Unfortunately, some of us who are divorced and/or separated—even widowed—might hear these readings this weekend and walk away with a great pain. Thus, I’ve got to take this opportunity to comfort each one of us when we hear Christ’s stinging words this morning; so that we hear His challenge and His invitation.
We heard in our first reading the painful reality of the first man: he was alone, without a suitable helpmate. Even given all the other creatures God had made, this one man found no companion, no remedy to his isolation. And clearly, this made sense, did it not?
Even God himself is a communion of persons, is He not? The Father and the Son and the Holy Spirit in constant, loving, life-giving relationship. And because man is made in God’s image and likeness, he too is destined for such relationships of self-giving and receiving. And so he must—by his very nature—overcome his isolation and alone-ness. God sees this and responds: by taking this first man and making woman from his very being, the man begins what will be the human project for all of time: from his isolation he reaches outward to share himself with another; to give from his very life in order that another may have life.

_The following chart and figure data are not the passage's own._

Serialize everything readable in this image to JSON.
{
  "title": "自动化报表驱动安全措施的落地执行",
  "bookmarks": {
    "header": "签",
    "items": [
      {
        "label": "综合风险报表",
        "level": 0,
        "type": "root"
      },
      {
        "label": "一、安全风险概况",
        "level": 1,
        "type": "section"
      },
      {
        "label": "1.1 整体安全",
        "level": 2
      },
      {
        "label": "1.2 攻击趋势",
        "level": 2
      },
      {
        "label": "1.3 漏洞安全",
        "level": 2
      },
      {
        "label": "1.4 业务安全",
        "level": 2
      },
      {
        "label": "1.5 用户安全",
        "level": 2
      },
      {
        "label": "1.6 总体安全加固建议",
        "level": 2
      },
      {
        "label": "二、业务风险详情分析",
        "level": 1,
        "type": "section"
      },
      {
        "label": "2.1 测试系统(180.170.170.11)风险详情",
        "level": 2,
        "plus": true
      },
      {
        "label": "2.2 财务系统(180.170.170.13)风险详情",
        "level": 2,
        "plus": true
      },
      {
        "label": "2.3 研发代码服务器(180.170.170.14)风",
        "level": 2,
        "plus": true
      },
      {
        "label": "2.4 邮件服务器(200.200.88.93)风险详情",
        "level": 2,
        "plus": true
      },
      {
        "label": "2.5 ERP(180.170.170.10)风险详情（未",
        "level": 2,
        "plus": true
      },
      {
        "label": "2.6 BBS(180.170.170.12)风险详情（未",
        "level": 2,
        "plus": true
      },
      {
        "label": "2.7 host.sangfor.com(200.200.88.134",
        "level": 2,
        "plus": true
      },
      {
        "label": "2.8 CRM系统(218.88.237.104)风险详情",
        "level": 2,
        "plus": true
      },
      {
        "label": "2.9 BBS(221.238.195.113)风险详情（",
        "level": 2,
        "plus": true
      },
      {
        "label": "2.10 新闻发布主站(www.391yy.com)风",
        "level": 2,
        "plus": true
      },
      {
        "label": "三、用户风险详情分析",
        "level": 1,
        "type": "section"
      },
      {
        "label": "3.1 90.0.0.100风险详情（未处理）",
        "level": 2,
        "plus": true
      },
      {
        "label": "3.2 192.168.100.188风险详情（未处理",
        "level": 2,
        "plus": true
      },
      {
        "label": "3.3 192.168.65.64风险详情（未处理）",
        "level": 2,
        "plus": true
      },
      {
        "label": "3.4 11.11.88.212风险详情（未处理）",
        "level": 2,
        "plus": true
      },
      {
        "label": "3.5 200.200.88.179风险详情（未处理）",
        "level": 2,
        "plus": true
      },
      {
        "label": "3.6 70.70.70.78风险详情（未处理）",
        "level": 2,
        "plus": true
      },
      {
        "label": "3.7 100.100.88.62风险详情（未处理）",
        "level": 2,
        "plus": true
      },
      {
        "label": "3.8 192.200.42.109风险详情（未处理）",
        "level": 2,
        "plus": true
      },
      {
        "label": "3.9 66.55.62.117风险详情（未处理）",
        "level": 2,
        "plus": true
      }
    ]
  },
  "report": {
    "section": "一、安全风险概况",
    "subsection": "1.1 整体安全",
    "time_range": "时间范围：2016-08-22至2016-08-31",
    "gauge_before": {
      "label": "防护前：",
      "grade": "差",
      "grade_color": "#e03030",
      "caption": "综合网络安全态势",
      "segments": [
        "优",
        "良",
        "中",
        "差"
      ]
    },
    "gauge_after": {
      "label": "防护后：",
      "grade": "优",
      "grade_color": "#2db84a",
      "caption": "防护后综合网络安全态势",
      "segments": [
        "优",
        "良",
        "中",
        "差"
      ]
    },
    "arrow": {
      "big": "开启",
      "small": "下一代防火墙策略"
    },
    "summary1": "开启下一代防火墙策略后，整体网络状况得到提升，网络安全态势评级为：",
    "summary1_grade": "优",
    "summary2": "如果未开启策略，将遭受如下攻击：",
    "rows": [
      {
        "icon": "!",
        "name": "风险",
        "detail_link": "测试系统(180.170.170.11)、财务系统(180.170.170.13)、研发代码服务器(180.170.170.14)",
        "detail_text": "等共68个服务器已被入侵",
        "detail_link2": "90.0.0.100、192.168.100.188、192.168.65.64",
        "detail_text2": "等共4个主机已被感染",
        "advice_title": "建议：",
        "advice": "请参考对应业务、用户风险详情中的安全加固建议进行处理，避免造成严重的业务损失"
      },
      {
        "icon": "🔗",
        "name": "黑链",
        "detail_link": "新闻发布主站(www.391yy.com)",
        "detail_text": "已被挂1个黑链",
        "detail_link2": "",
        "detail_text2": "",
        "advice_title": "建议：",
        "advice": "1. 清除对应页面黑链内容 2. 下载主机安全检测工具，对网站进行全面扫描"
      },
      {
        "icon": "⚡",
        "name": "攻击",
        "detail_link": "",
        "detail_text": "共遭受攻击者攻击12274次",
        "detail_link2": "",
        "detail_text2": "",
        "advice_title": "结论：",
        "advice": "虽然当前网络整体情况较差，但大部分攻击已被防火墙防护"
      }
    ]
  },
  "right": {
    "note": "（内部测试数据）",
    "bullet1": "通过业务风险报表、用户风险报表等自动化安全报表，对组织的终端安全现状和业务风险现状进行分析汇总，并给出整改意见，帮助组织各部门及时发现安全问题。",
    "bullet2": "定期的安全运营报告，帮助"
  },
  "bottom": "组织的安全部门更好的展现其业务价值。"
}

And from his so doing, God is then able to replicate, to duplicate, to propagate His own life of love and relationship in humankind.
It’s only from this understanding that we can now hear Christ’s words for what they truly are: a challenge and an invitation. In condemning divorce, Christ upholds the divine value in giving oneself and receiving anothers self most completely and in the virtue of love: a love that knows no bounds, no end.
So, what is the invitation? To give of oneself so completely to another that we actually mirror the divine love shared within the Trinity. As the Father and Spirit give the Son to us, they share everything of themselves so that the Son can share everything of Himself for our sake. As the Son awaits new life—as He sleeps in death (remember He descended into death for 3 days)—it is the Father and the Spirit who raise Him to new life in the resurrection. They fully give and fully receive each other in their unity, in their friendship, in their life and in their love. That’s our vocation as well: simply do everything you can to uphold such a beautiful life. Yours may not be perfect, but it can be perfected: do everything in your power to live in love and live in God.
So, what’s the challenge? Isn’t it built into the invitation? Isn’t it true that such a love is difficult, is painful, is sometimes “less than rewarding”? The challenge then, is to keep at it. For it is in the determination, in the grit, in the growing out of despair, out of loneliness, out of turmoil that such a love is perfected and reborn.
May God be gracious to each of us this day and in the week to come: may he strengthen you who are married; may he console those who are widowed; and may He encourage and be compassionate to those who are separated or divorced. Only in His life is found our true calling…and His life is filled to overflowing with love, mercy, compassion and peace.